Assessment reports>Bond Protocol>Threat Models>purchaseBond

function purchaseBond(uint256 id_, uint256 amount_, uint256 minAmountOut_ ) external

  1. Intended behavior.

    • Exchange quote tokens for a bond in a specified market

  2. Negative behavior.

    • Should only be callable by the BondBaseTeller inheriting contract, revert otherwise (this check is put in place)

    • Shouldn’t allow the purchase of bonds from ids that have no registered market

    • Should disallow the purchase if the amount of bonds is less than the minAmountOut (this check is put in place) #slippagecheck

  3. Preconditions.

    • Assumes that a teller is working properly and that the msg.sender is the teller in the cause.

    • Assumes that the market exists (through its id) and that it’s not closed

    • Also, the check on currentTime should be > than term.conclusion since it may close within same block.

  4. Postconditions..

    • If maxDebt was reached, the market has to be closed, otherwise, tuned accordingly.

    • market.capacity will decrease based on the amount or payout values.

    • market.purchase += amount_

    • market.sold += payout

  5. Inputs.

    • uint256 id_: full control, check that the market[id] has not concluded.

    • uint256 amount_: full control.

    • uint256 minAmountOut_: slippage check, is checked properly.

  6. Examine all function calls the function makes.

    a. (price, payout) = decayAndGetPrice(id, amount_, uint48(block.timestamp))

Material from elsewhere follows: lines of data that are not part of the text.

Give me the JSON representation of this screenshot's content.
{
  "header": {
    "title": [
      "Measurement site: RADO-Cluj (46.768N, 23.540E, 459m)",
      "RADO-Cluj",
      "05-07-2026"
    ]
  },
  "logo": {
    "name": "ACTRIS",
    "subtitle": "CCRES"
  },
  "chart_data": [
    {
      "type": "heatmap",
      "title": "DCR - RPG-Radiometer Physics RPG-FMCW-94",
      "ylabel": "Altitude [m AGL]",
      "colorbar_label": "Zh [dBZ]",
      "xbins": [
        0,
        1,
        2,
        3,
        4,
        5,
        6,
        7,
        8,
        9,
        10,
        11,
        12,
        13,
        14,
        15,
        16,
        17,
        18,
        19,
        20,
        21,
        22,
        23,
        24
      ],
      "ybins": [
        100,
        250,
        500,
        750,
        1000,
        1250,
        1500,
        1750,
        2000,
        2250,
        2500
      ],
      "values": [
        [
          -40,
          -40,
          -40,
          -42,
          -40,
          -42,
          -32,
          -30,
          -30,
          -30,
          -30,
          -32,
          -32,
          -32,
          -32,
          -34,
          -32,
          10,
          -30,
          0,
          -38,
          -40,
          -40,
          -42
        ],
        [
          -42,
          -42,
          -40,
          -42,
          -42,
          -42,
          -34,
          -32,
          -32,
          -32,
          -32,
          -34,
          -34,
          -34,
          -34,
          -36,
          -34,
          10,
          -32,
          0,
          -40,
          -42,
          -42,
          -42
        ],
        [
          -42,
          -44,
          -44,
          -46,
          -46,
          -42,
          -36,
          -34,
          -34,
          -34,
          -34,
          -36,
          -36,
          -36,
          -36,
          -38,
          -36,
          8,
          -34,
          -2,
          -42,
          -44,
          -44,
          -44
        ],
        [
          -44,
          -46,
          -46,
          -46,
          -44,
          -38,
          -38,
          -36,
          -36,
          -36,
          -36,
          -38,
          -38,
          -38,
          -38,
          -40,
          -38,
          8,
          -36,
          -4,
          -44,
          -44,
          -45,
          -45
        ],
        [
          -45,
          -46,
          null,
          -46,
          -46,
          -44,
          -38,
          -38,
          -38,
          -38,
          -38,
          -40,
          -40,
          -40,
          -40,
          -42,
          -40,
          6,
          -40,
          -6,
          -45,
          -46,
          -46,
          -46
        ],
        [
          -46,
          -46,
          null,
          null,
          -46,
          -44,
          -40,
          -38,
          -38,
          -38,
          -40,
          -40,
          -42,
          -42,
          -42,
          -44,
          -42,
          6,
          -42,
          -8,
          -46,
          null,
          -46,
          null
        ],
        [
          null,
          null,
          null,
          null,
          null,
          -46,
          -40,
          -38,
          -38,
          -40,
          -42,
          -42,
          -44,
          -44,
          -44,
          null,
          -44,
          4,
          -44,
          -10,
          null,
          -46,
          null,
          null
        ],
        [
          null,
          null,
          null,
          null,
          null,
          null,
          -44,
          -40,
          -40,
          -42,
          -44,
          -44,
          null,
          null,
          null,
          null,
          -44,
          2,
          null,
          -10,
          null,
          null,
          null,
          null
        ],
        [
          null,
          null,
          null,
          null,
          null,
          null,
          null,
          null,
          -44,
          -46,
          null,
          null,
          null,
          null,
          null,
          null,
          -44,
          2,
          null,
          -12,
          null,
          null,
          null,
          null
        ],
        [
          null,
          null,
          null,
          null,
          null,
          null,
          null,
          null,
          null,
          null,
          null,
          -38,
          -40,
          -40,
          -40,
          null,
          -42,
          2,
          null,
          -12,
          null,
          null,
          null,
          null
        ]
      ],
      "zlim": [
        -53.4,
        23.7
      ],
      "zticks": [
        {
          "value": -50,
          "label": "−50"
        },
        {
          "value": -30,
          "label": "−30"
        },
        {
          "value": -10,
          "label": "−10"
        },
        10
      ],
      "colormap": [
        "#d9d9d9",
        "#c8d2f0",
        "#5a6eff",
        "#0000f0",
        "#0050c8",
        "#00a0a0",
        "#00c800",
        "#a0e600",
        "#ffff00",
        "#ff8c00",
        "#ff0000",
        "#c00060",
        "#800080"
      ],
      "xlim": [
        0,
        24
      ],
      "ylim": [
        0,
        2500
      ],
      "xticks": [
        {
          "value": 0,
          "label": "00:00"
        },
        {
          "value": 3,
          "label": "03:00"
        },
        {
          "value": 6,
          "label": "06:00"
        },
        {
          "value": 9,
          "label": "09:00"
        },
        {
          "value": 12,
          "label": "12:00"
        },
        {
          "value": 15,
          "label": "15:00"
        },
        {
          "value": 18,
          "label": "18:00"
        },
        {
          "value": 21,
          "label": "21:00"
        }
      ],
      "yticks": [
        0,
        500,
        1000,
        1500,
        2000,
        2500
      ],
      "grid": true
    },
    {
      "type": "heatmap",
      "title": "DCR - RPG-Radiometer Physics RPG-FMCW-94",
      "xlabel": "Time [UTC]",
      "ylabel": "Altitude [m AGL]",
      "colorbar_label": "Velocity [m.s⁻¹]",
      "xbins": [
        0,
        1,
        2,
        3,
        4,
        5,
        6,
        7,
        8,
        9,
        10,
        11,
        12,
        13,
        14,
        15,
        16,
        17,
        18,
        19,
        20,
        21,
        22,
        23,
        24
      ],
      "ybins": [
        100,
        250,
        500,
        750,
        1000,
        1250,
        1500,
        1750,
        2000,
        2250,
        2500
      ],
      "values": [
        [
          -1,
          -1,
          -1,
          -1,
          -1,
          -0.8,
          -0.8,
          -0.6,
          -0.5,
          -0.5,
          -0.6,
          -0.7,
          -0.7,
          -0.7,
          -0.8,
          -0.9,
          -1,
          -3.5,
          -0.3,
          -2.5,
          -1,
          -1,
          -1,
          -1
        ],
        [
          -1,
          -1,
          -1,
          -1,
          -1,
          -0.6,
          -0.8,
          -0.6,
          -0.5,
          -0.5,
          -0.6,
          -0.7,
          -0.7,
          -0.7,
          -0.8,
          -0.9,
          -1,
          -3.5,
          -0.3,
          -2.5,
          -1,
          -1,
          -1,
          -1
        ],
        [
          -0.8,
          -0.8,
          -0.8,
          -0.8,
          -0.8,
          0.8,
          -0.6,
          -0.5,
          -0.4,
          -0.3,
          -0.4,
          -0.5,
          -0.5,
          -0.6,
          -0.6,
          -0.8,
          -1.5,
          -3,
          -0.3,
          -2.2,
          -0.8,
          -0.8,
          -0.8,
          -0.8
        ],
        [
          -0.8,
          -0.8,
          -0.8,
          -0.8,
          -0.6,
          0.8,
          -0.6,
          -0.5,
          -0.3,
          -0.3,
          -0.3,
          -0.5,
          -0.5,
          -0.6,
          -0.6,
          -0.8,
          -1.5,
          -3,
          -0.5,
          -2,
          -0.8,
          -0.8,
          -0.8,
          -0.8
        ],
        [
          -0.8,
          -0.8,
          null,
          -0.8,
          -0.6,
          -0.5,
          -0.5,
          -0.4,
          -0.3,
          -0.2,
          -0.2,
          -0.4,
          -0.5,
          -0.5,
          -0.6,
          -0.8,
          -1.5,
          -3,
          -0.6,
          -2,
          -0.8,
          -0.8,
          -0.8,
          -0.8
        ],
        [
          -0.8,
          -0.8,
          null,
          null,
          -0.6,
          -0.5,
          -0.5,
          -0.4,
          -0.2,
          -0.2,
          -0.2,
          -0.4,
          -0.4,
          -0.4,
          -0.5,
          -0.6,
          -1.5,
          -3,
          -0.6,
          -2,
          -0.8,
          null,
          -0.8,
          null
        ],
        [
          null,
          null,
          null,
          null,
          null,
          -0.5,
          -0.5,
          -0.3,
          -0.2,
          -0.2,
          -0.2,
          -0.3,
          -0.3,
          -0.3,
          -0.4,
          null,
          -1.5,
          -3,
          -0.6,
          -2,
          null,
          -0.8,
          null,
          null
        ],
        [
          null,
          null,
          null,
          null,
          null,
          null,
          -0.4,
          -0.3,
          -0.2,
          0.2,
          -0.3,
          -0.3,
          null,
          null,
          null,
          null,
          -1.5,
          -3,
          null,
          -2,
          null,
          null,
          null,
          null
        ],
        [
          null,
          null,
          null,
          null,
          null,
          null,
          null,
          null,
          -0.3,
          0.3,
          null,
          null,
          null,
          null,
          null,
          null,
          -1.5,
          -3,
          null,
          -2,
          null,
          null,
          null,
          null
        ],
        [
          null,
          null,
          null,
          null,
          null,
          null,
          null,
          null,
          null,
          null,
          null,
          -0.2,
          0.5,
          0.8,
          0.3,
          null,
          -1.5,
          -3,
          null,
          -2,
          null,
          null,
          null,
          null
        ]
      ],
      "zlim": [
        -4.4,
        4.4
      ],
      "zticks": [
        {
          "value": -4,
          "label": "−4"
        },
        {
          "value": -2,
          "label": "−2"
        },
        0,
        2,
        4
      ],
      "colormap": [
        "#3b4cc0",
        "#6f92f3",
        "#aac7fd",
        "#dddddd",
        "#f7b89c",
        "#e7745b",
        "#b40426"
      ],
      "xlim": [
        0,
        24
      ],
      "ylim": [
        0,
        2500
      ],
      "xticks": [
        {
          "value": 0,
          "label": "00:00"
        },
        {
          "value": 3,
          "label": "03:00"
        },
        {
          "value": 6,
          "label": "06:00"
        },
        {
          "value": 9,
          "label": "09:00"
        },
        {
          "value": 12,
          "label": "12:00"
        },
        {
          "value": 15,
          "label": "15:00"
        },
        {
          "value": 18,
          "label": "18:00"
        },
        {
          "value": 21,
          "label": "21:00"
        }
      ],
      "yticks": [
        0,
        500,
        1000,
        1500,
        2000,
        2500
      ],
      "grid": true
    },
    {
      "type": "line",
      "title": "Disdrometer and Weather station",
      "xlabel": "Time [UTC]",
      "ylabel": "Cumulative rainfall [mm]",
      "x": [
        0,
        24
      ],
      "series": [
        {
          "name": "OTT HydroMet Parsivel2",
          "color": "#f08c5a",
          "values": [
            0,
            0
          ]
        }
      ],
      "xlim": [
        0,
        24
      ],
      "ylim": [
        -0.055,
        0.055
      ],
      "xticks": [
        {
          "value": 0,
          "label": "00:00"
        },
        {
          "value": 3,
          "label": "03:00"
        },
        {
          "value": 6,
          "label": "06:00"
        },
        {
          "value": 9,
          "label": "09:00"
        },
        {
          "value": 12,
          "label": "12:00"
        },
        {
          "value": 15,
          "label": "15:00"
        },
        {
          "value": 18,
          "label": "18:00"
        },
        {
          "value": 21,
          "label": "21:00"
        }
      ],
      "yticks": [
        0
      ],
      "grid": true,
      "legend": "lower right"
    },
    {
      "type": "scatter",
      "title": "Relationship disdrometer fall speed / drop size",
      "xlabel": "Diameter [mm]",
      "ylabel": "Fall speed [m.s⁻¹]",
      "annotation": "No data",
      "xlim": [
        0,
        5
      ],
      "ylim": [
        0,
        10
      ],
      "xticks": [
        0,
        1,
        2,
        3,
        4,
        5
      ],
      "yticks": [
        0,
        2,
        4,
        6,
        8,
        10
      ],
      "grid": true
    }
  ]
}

    • What is controllable? (callee, params, return value): id - controllable; amount - controllable - affects the number of payout tokens; block.timestamp - partially controlled

    • If return value is controllable, how is it used and how can it go wrong: price - even if something goes wrong, the price cannot be less than the market.minPrice; payout - if it is calculated incorrectly and the capacity value wasn't set (in a case when it was set for quoteToken) and market.minPrice value wasn’t set properly by the market owner, then it can be possible to steal the owner's funds.

    • What happens if it reverts or tries to reenter: not a problem.